Green biosourced composite for efficient reactive dye decontamination: immobilized Gibberella fujikuroi on maize tassel biomatrix


ÇELİK S., Kurtulus Tas S., SAYIN F., AKAR T., Tunali Akar S.

Environmental Science and Pollution Research, cilt.31, sa.17, ss.25836-25848, 2024 (SCI-Expanded) identifier identifier

  • Yayın Türü: Makale / Tam Makale
  • Cilt numarası: 31 Sayı: 17
  • Basım Tarihi: 2024
  • Doi Numarası: 10.1007/s11356-024-32809-w
  • Dergi Adı: Environmental Science and Pollution Research
  • Derginin Tarandığı İndeksler: Science Citation Index Expanded (SCI-EXPANDED), Scopus, IBZ Online, ABI/INFORM, Aerospace Database, Agricultural & Environmental Science Database, Aqualine, Aquatic Science & Fisheries Abstracts (ASFA), BIOSIS, CAB Abstracts, EMBASE, Environment Index, Geobase, MEDLINE, Pollution Abstracts, Veterinary Science Database, Civil Engineering Abstracts
  • Sayfa Sayıları: ss.25836-25848
  • Anahtar Kelimeler: Azo dye, Biosorption, Breakthrough, Fungal cell, Immobilization, Maize tassel, Reactive Yellow 2 (RY2), Wastewater treatment
  • Eskişehir Osmangazi Üniversitesi Adresli: Evet

Özet

Biosorptive treatment with microbial biomass is regarded as an environmentally friendly and effective way to reduce dye contamination in contaminated aquatic environments.

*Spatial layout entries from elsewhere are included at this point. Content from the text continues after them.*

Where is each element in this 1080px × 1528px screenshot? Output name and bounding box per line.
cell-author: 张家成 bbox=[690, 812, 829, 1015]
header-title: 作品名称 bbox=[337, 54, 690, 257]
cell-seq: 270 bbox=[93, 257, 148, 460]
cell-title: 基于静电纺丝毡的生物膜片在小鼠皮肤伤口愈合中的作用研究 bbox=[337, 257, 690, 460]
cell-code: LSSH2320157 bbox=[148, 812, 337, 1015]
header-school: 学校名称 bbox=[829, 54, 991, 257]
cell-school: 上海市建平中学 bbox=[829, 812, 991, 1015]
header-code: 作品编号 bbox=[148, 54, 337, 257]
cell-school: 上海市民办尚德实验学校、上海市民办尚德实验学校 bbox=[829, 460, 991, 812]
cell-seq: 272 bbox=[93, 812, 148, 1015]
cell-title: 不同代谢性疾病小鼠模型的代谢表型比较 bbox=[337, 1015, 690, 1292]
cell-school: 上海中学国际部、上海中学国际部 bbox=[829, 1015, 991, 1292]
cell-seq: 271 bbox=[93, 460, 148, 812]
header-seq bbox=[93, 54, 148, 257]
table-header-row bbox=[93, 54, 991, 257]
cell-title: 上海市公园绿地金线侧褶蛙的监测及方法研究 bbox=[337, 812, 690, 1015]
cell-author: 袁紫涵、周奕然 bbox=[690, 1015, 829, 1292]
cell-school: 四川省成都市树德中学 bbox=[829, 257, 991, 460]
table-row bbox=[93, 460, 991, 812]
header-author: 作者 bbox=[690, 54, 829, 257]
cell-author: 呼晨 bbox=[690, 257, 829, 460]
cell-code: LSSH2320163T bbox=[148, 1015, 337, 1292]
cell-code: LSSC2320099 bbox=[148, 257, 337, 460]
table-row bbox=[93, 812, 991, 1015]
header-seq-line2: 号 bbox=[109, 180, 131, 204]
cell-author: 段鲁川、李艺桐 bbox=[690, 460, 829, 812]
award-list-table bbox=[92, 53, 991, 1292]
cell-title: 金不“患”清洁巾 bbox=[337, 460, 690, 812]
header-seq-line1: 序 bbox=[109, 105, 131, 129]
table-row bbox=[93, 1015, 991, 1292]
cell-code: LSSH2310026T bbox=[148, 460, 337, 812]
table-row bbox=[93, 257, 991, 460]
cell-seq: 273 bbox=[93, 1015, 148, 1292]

Immobilizing microbial cells for use in this process can significantly improve their effectiveness as biosorbents in the water treatment process. The current investigation searches for a sustainable and environmentally friendly approach to decolorization by employing a green biocomposite material sorbent system (ZM@GFC) created by immobilizing fungal cells (Gibberella fujikuroi) on maize tassel tissues to efficiently remove Reactive Yellow 2 (RY2) from contaminated water sources. Batch and dynamic flow tests were performed to evaluate the biodecolorization properties of the newly created immobilized biomaterial as well as the effects of several essential operating conditions factors on the sorption behavior. Biosorption yields of 95.7% and 90.0% in batch and dynamic modes were achieved for experimental dye decolorization. The biosorption of RY2 by ZM@GFC occurred fast and achieved equilibrium within 60 min. The pseudo-second-order kinetic model elucidated the dye biosorption onto ZM@GFC. The Langmuir model provided a more accurate representation of the results than the Freundlich model. At the same time, Redlich-Peterson isotherm demonstrated the best level of agreement with the experimental data. These findings indicate that the biosorption mechanism predominantly involved the formation of a monolayer covering and that the energy properties of the ZM@GFC surface were uniform. The breakthrough capacity at the exhaustion time was 537.32 mg g−1. The predicted cost of generating ZM@GFC was anticipated to be 61.03 USD/kg. The investigations on safe disposal demonstrated that the biosorption process did not generate any secondary pollution. In conclusion, using maize tassel tissue as an immobilized decolorization agent offers a possible method for removing reactive azo dye pollutants from the aquatic medium that is both economical and environmentally benign.